J’ai déjà signalé la parution du rapport de l’IGEN sur L’évaluation des enseignants. Revenons aujourd’hui sur un point important qui est
abordé dans le passage que je reproduis ci-dessous : l’éventail des
démarches pédagogiques. Les inspecteurs généraux observent que cet éventail va
du constructivisme à l’instructionnisme.
Voilà la nouveauté !
Jusqu’à présent, dans les textes officiels, il n’y avait pas
d’éventail. Il y avait la bonne méthode constructiviste – la seule qui méritait
qu’on s’y arrête – et les restes d’un enseignement traditionnel qu’il fallait
impérativement évacuer.
Les inspecteurs généraux admettent de surcroît que le
constructivisme « n’a jamais fait l’objet
de recherches susceptibles de le valider ». Après quarante années de
mise en œuvre, il faudrait que ce constat soit enfin gravé dans le marbre et
surtout dans les esprits des formateurs, des “experts” et de la hiérarchie
intermédiaire. La qualité de l’enseignement dispensé en France aurait beaucoup
à y gagner.
Le mot “instructionnisme” fait aussi son apparition,
méritant même une note de bas de page : « Le terme “instructionnisme”, inventé par Seymour Papert dans les
années 1980, par opposition au “constructivisme” n’est pas régulièrement
utilisé par les pédagogues. Mais il résume assez bien l’esprit d’un enseignement
dont la priorité est la transmission des habiletés et des connaissances de
celui qui sait vers celui qui ne sait pas. » Excellente définition sur
laquelle il n’y a rien à redire.
Sous la plume des inspecteurs généraux, la Pédagogie
Explicite apparaît comme le paradigme de l’instructionnisme. À juste titre. Cité
comme son illustration française, le site Form@PEx a, de toute évidence,
été consulté attentivement par les rapporteurs. Nos efforts d’explication, d’information
et de formation se trouvent, à cette occasion, bien récompensés. Nous avons
donc bien fait de tenir bon et de ne pas abandonner à chaque tempête que nous
avons dû essuyer. Car avoir raison avant les autres se paie souvent fort cher.
« Entre ces deux
termes, on trouve naturellement nombre de positions intermédiaires » :
et les inspecteurs de citer l’exemple du cognitivisme, pourtant fort proche de
la démarche explicite. L’importance que nous donnons à la métacognition et aux
stratégies d’apprentissage en témoigne amplement.

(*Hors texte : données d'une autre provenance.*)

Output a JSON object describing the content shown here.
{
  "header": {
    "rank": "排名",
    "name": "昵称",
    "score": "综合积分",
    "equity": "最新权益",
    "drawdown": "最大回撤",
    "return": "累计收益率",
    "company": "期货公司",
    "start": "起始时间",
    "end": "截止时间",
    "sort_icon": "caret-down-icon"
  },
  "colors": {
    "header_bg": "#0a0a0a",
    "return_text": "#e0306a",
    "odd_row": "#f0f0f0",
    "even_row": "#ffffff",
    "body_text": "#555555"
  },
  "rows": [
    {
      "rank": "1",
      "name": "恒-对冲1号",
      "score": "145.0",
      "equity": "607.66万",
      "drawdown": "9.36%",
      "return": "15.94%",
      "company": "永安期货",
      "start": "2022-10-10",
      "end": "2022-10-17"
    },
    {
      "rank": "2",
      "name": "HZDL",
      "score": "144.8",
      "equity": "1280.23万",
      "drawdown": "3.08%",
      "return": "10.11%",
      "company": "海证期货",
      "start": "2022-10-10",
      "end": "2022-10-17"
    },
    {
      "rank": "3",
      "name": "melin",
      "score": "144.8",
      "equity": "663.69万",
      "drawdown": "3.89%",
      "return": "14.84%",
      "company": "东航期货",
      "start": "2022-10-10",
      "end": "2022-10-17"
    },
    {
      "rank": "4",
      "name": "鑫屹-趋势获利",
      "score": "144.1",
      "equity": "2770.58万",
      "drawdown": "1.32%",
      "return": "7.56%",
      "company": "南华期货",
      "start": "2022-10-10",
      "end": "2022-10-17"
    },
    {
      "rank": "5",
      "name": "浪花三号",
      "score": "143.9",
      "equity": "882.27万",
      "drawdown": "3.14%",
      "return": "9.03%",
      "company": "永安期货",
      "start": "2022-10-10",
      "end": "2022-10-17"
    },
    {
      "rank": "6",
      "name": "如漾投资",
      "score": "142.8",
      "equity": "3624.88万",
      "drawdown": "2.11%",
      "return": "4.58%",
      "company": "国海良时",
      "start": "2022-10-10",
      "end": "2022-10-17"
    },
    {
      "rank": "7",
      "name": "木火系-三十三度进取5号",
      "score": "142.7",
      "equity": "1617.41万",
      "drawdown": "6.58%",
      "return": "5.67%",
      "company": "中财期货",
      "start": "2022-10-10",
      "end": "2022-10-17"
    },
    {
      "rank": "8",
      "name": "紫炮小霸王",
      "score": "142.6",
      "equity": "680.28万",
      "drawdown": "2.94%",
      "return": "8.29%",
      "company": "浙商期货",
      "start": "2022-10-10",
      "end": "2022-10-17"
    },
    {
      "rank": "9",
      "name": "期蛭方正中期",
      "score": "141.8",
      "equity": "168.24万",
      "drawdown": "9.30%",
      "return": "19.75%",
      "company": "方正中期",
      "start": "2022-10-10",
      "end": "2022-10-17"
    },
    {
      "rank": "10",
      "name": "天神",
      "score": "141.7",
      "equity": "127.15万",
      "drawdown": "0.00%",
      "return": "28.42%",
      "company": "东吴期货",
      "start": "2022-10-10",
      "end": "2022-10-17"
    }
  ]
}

À mes yeux, ces “positions intermédiaires” sont plutôt
occupées par tous ceux qui saupoudrent leur pratique constructiviste de moments
d’enseignement explicite. Sans se rendre compte que les philosophies éducatives
qui animent ces deux courants opposés sont parfaitement antinomiques. Faire un
peu d’explicite au milieu d’une pédagogie de découverte est un non-sens qui
révèle l’absence de professionnalisme et d’expertise dans son métier. Ainsi, la
voiture de course explicite pourrait-elle traîner la caravane constructiviste ?

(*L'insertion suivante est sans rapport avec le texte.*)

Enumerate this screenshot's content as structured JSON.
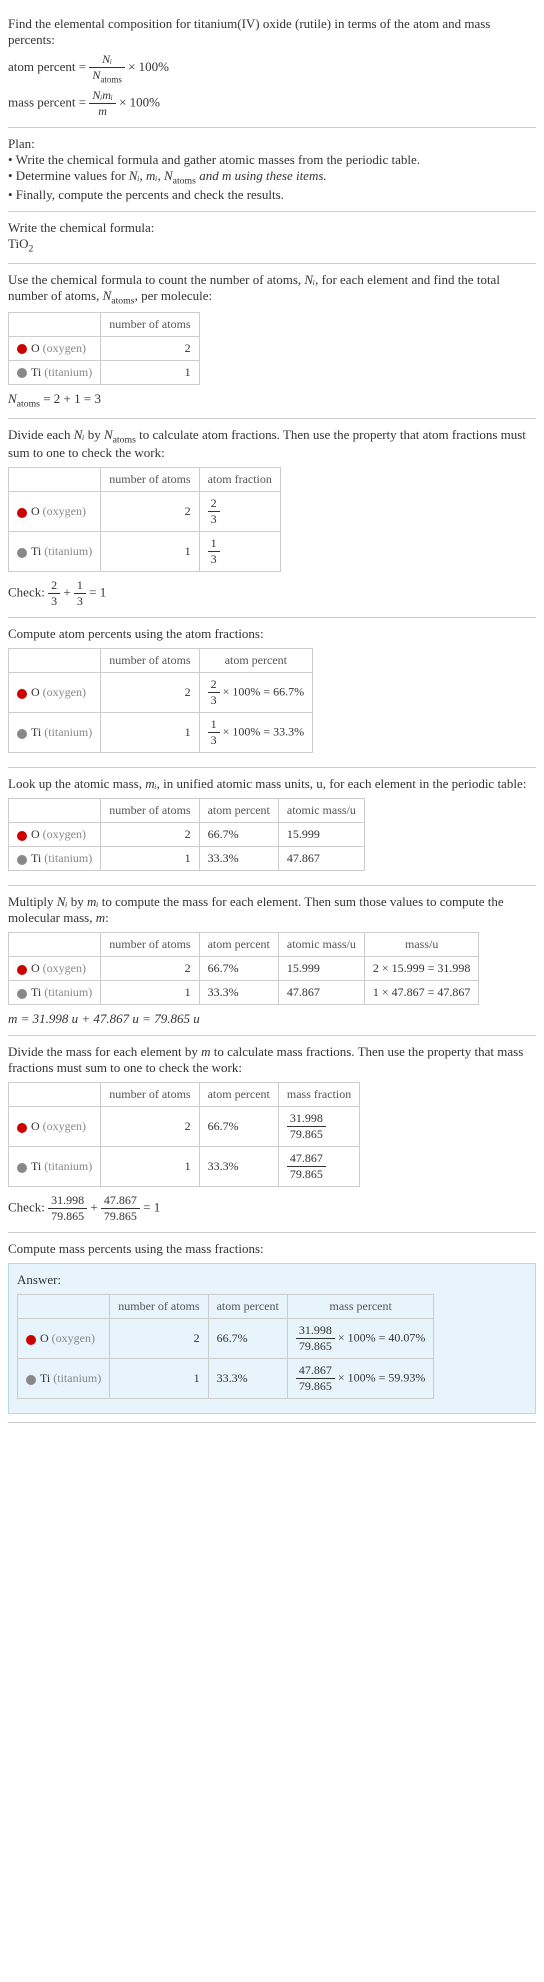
{
  "intro": {
    "line1": "Find the elemental composition for titanium(IV) oxide (rutile) in terms of the atom and mass percents:",
    "atom_percent_label": "atom percent =",
    "mass_percent_label": "mass percent =",
    "times100_a": "× 100%",
    "times100_b": "× 100%",
    "frac_a_num": "Nᵢ",
    "frac_a_den": "N",
    "frac_a_den_sub": "atoms",
    "frac_b_num": "Nᵢmᵢ",
    "frac_b_den": "m"
  },
  "plan": {
    "title": "Plan:",
    "b1": "• Write the chemical formula and gather atomic masses from the periodic table.",
    "b2_pre": "• Determine values for ",
    "b2_vars": "Nᵢ, mᵢ, N",
    "b2_sub": "atoms",
    "b2_post": " and m using these items.",
    "b3": "• Finally, compute the percents and check the results."
  },
  "formula": {
    "title": "Write the chemical formula:",
    "value": "TiO",
    "sub": "2"
  },
  "count": {
    "title_pre": "Use the chemical formula to count the number of atoms, ",
    "title_var": "Nᵢ",
    "title_mid": ", for each element and find the total number of atoms, ",
    "title_var2": "N",
    "title_sub": "atoms",
    "title_post": ", per molecule:",
    "h_num": "number of atoms",
    "o_label": "O",
    "o_name": "(oxygen)",
    "o_n": "2",
    "ti_label": "Ti",
    "ti_name": "(titanium)",
    "ti_n": "1",
    "sum_pre": "N",
    "sum_sub": "atoms",
    "sum_post": " = 2 + 1 = 3"
  },
  "atomfrac": {
    "title_pre": "Divide each ",
    "title_ni": "Nᵢ",
    "title_mid": " by ",
    "title_n": "N",
    "title_sub": "atoms",
    "title_post": " to calculate atom fractions. Then use the property that atom fractions must sum to one to check the work:",
    "h_num": "number of atoms",
    "h_frac": "atom fraction",
    "o_n": "2",
    "o_frac_num": "2",
    "o_frac_den": "3",
    "ti_n": "1",
    "ti_frac_num": "1",
    "ti_frac_den": "3",
    "check_pre": "Check: ",
    "check_eq": " = 1",
    "c1_num": "2",
    "c1_den": "3",
    "plus": " + ",
    "c2_num": "1",
    "c2_den": "3"
  },
  "atompct": {
    "title": "Compute atom percents using the atom fractions:",
    "h_num": "number of atoms",
    "h_pct": "atom percent",
    "o_n": "2",
    "o_frac_num": "2",
    "o_frac_den": "3",
    "o_pct": " × 100% = 66.7%",
    "ti_n": "1",
    "ti_frac_num": "1",
    "ti_frac_den": "3",
    "ti_pct": " × 100% = 33.3%"
  },
  "mass": {
    "title_pre": "Look up the atomic mass, ",
    "title_var": "mᵢ",
    "title_post": ", in unified atomic mass units, u, for each element in the periodic table:",
    "h_num": "number of atoms",
    "h_pct": "atom percent",
    "h_mass": "atomic mass/u",
    "o_n": "2",
    "o_pct": "66.7%",
    "o_m": "15.999",
    "ti_n": "1",
    "ti_pct": "33.3%",
    "ti_m": "47.867"
  },
  "molmass": {
    "title_pre": "Multiply ",
    "title_ni": "Nᵢ",
    "title_mid": " by ",
    "title_mi": "mᵢ",
    "title_post": " to compute the mass for each element. Then sum those values to compute the molecular mass, ",
    "title_m": "m",
    "title_colon": ":",
    "h_num": "number of atoms",
    "h_pct": "atom percent",
    "h_mass": "atomic mass/u",
    "h_mu": "mass/u",
    "o_n": "2",
    "o_pct": "66.7%",
    "o_m": "15.999",
    "o_mu": "2 × 15.999 = 31.998",
    "ti_n": "1",
    "ti_pct": "33.3%",
    "ti_m": "47.867",
    "ti_mu": "1 × 47.867 = 47.867",
    "sum": "m = 31.998 u + 47.867 u = 79.865 u"
  },
  "massfrac": {
    "title_pre": "Divide the mass for each element by ",
    "title_m": "m",
    "title_post": " to calculate mass fractions. Then use the property that mass fractions must sum to one to check the work:",
    "h_num": "number of atoms",
    "h_pct": "atom percent",
    "h_frac": "mass fraction",
    "o_n": "2",
    "o_pct": "66.7%",
    "o_num": "31.998",
    "o_den": "79.865",
    "ti_n": "1",
    "ti_pct": "33.3%",
    "ti_num": "47.867",
    "ti_den": "79.865",
    "check_pre": "Check: ",
    "c1_num": "31.998",
    "c1_den": "79.865",
    "plus": " + ",
    "c2_num": "47.867",
    "c2_den": "79.865",
    "check_eq": " = 1"
  },
  "masspct": {
    "title": "Compute mass percents using the mass fractions:",
    "answer": "Answer:",
    "h_num": "number of atoms",
    "h_pct": "atom percent",
    "h_mpct": "mass percent",
    "o_label": "O",
    "o_name": "(oxygen)",
    "o_n": "2",
    "o_pct": "66.7%",
    "o_num": "31.998",
    "o_den": "79.865",
    "o_res": " × 100% = 40.07%",
    "ti_label": "Ti",
    "ti_name": "(titanium)",
    "ti_n": "1",
    "ti_pct": "33.3%",
    "ti_num": "47.867",
    "ti_den": "79.865",
    "ti_res": " × 100% = 59.93%"
  }
}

Certainement pas : la démarche n’est pas conçue pour cela. La Pédagogie
Explicite répond à un impératif d’efficacité, alors que les pratiques
constructivistes obéissent de leur côté à des critères purement idéologiques.
D’ailleurs, à propos des discussions pédagogiques en France,
les rapporteurs parlent d’un « affrontement
à caractère idéologique ». “Affrontement” est bien le mot. Mais le
caractère idéologique est à chercher du côté constructiviste qui, par exemple,
se définit toujours comme “progressiste” (bien que ses pratiques pénalisent lourdement les élèves
des milieux socioculturels défavorisés, allez comprendre !). Les partisans
de l’Enseignement Explicite, quant à eux, se veulent des professionnels pour
lesquels seuls comptent les résultats obtenus en matière de réussite des
élèves. Pour nous, toute autre considération – surtout idéologique – n’a aucune
valeur.
Reste un dernier point et pas des moindres. Quand l’enseignant
explicite tombe sur un IEN constructiviste, que se passe-t-il ? Les
inspecteurs généraux notent que « le
risque est grand (…) d’évaluer les enseignants selon le rapport qu’ils
entretiennent avec lui [le constructivisme]. » Dans ce cas, l’entretien
risque d’être forcément houleux, et le rapport qui suivra forcément défavorable.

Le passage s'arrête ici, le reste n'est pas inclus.